Doubling the dose of lopinavir/ritonavir (Kaletra) in children with HIV on rifampicin-based TB treatment fails to provide adequate lopinavir concentrations, according to a drug interaction study presented this week at the Sixteenth Conference on Retroviruses and Opportunistic Infections in Montreal.
“It really leaves us with a gap between what is feasible, safe and effective treatment for this group of children who really need co-treatment [for HIV and TB] because of its huge benefit on survival,” said Dr Helen McIlleron, from the University of Cape Town, who presented the study findings.
Background
Antiretroviral therapy (ART) is recommended for infants with HIV because it dramatically reduces early mortality but the options for ART in children are fairly limited, especially in resource-limited settings. When young children also need treatment for active TB, options are even more restricted because rifampicin reduces the concentrations of nevirapine and the protease inhibitors such as Kaletra. Although the effect on efavirenz is less profound, an earlier study has reported that – even when given on its own – efavirenz fail to reach therapeutic levels in about half of children.. Furthermore, there are lingering concerns about the safety of efavirenz in young children.

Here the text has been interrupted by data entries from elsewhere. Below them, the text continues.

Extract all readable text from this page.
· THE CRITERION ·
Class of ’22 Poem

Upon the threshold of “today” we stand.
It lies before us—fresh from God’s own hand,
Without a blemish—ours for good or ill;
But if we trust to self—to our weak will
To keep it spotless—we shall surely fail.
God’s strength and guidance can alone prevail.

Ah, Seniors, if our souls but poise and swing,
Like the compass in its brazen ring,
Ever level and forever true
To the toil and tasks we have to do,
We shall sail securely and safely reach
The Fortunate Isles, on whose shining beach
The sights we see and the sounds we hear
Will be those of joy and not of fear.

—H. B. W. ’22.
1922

Many clinicians have been trying to adjust the doses of lopinavir/ritonavir to provide an effective ART regimen for children with TB, using one of two approaches. One is to ‘super-boost’ lopinavir with extra ritonavir, increasing the ritonavir dose to equal that of lopinavir. The team from Cape Town has previously reported that this achieves acceptable lopinavir concentrations in 85% of children on rifampicin-based TB treatment.
“But it’s rather an impractical approach,” said Dr McIlleron. “It’s very difficult to implement as the dosing of the liquid formulations is complex, especially with the two different volumes that have been used for Kaletra and the extra ritonavir.”
A simpler approach would be just to double the dose of lopinavir/ritonavir (Kaletra), which has been shown to achieve acceptable concentrations in healthy adult volunteers. But it hasn’t yet been studied in children or patients.
The study
Seventeen children over six months of age with TB and HIV, and 24 control children without TB, were recruited before the study was eventually stopped by the Data Safety Monitoring Board. The median age was around 15 and 19 months, and weight 8.84 and 10.55 kg, in the children in the test and control groups respectively. Males were over-represented in the control group and they weighed significantly more.
Lopinavir/ritonavir was dosed according to body surface area: 460/115 mg/m2 for cases and 230/57.5 mg/m2 for controls.
Samples were collected immediately before dosing and at two, four and eight hours (and in a subgroup at twelve hours) after an observed treatment dose. Observing the dose was important because, “it tastes horrible. Children often tend to spit it out,” Dr McIlleron said.
Plasma lopinavir concentrations were then analysed using liquid chromatography/mass spectrometry.
Results
“We measured the steady-state concentrations of lopinavir in both groups and there were statistically significant and quite dramatic reductions in the lopinavir concentrations in the children with TB given double the usual dose of lopinavir/ritonavir,” said Dr McIlleron.
Lopinavir concentrations were highly variable in both groups, but the median trough concentration, Cmax and area-under-the-curve concentrations were reduced by 82%, 44% and 51% in the children receiving the double-dose lopinavir/ritonavir while on TB treatment. All these findings were statistically significant. There were three serious adverse events in children with TB, including some elevations in the enzyme ALT, which spontaneously resolved.
“This approach should not be recommended in young children,” Dr McIlleron concluded. “There is an urgent need to establish safe, effective and feasible co-treatment for young children with HIV associated TB.”
Another option she noted might be to swap rifabutin for rifampicin, which “is recommended in wealthier countries as being a better option to go with protease inhibitors. But rifabutin is not formulated for young children and it’s generally not available in high-burdened settings,” she said.
McIlleron H et al. Double-dose lopinavir/ritonavir provides insufficient lopinavir exposure in children receiving rifampicin-based anti-TB treatment. Sixteenth Conference on Retrovirus and Opportunistic Infections, Montreal, abstract 98, 2009.